Saat DDoS menyerang, server korban akan mendapat permintaan koneksi palsu. Akibatnya,
server akan kewalahan dan sistem pun memaksanya untuk offline. Serangan ini sangat
komprehensif sehingga dapat menyerang berbagai lapisan. Mulai dari nasabah hingga
infrastruktur IT milik perbankan, semua berpotensi terserang DDoS. Hal ini kemudian
menyebabkan dampak yang begitu merugikan. Bahkan tak jarang, sistem memerlukan waktu
lama untuk bisa pulih kembali.

4. Malware

Terakhir ada malware. Serangan keamanan siber ini memanfaatkan email untuk meluncurkan
berbagai jenis risiko. Contoh yang paling sering terjadi adalah pencurian kredensial nasabah
dengan virus Trojan.

Laporan dari Bluelive menyebutkan bahwa lima jenis malware teratas digunakan untuk
pencurian kredensial pada sektor keuangan. Kelima malware tersebut adalah Arkei, Azorult,
Collector, Raccoonstealer, dan Redline.

Di Indonesia sendiri, sektor perbankan adalah salah satu target serangan malware. Untuk
menarget perusahaan perbankan, malware yang paling banyak digunakan adalah jenis conficker.

Bagaimana industri keuangan mengelola risiko keamanan


siber?
Sekarang sampai pada pertanyaan utamanya: apa yang harus dilakukan untuk meminimalisir
risiko keamanan siber di atas?

Meski serangan keamanan siber di atas begitu berbahaya, bukan berarti tidak ada cara untuk
mengatasinya. Bahkan, Anda dapat melakukan beberapa langkah pencegahan agar serangan
tidak menimbulkan kerugian besar.
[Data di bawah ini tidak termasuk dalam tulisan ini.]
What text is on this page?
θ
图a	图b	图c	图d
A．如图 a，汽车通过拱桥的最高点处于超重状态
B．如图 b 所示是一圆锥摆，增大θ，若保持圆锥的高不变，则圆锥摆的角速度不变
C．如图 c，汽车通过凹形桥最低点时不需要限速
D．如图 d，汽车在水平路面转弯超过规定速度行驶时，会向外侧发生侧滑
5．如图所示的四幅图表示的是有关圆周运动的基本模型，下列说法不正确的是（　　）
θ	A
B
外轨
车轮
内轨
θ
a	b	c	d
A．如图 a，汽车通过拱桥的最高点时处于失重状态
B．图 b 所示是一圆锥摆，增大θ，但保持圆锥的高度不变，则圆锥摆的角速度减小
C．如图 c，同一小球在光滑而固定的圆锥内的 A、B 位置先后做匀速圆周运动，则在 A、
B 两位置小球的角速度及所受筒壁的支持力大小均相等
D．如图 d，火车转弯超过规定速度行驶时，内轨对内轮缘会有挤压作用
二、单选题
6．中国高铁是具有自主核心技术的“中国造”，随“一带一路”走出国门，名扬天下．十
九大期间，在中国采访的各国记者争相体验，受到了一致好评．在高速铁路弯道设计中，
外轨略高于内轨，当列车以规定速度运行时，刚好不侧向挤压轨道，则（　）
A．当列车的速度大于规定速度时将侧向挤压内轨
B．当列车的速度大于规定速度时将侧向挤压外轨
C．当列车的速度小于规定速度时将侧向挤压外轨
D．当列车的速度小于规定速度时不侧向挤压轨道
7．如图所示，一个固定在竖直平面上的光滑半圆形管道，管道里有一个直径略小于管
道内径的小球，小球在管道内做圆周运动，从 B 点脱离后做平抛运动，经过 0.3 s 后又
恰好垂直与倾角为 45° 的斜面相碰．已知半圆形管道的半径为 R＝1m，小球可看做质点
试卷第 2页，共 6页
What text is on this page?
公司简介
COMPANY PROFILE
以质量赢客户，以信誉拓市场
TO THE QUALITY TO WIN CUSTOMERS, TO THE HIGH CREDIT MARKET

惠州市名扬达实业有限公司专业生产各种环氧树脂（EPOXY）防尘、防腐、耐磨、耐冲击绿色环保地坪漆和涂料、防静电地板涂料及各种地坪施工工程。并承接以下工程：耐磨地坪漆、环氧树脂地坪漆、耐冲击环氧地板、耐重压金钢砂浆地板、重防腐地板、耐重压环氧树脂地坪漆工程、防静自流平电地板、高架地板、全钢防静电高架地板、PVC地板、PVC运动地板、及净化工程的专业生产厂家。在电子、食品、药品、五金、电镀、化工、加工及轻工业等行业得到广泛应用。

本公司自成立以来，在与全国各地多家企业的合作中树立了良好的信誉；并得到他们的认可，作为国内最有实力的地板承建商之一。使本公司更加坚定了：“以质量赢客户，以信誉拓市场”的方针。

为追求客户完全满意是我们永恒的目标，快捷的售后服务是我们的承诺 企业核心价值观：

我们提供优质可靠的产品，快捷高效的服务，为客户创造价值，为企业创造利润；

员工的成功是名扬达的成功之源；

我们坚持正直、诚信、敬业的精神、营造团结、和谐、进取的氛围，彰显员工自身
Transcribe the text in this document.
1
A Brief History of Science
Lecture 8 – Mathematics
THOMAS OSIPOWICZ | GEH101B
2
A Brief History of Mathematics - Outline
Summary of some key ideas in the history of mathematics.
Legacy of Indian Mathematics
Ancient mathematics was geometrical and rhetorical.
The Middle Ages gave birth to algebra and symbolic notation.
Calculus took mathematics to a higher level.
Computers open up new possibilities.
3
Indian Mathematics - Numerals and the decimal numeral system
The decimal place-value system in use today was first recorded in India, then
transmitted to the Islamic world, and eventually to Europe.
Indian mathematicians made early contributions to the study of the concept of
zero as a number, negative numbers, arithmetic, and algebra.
Industri perbankan dapat menerapkan cara-cara berikut untuk
meningkatkan keamanan mereka di dunia maya:

 Manajemen Risiko Pihak Ketiga – Cara ini akan membantu Anda untuk mengidentifikasi
kerentanan keamanan pada seluruh layanan cloud pihak ketiga yang digunakan.
 Otentikasi Multifaktor – Dengan menerapkan autentikasi multi-faktor, maka pelaku serangan
akan kesulitan untuk mengakses kredensial nasabah.
 Firewall – Perusahaan perbankan harus rutin memperbarui firewall. Dengan memperbarui
firewall, maka sistem dapat segera mendeteksi dan memblokir serangan malware.

Dari sini, bisa disimpulkan bahwa industri keuangan adalah sektor yang rentan terhadap
serangan siber. Namun, serangan tersebut dapat ditangani asalkan Anda menerapkan manajemen
risiko yang baik. Ini karena pada dasarnya, teknologi keamanan siber pun ikut berkembang di
saat serangan malware terus bermutasi.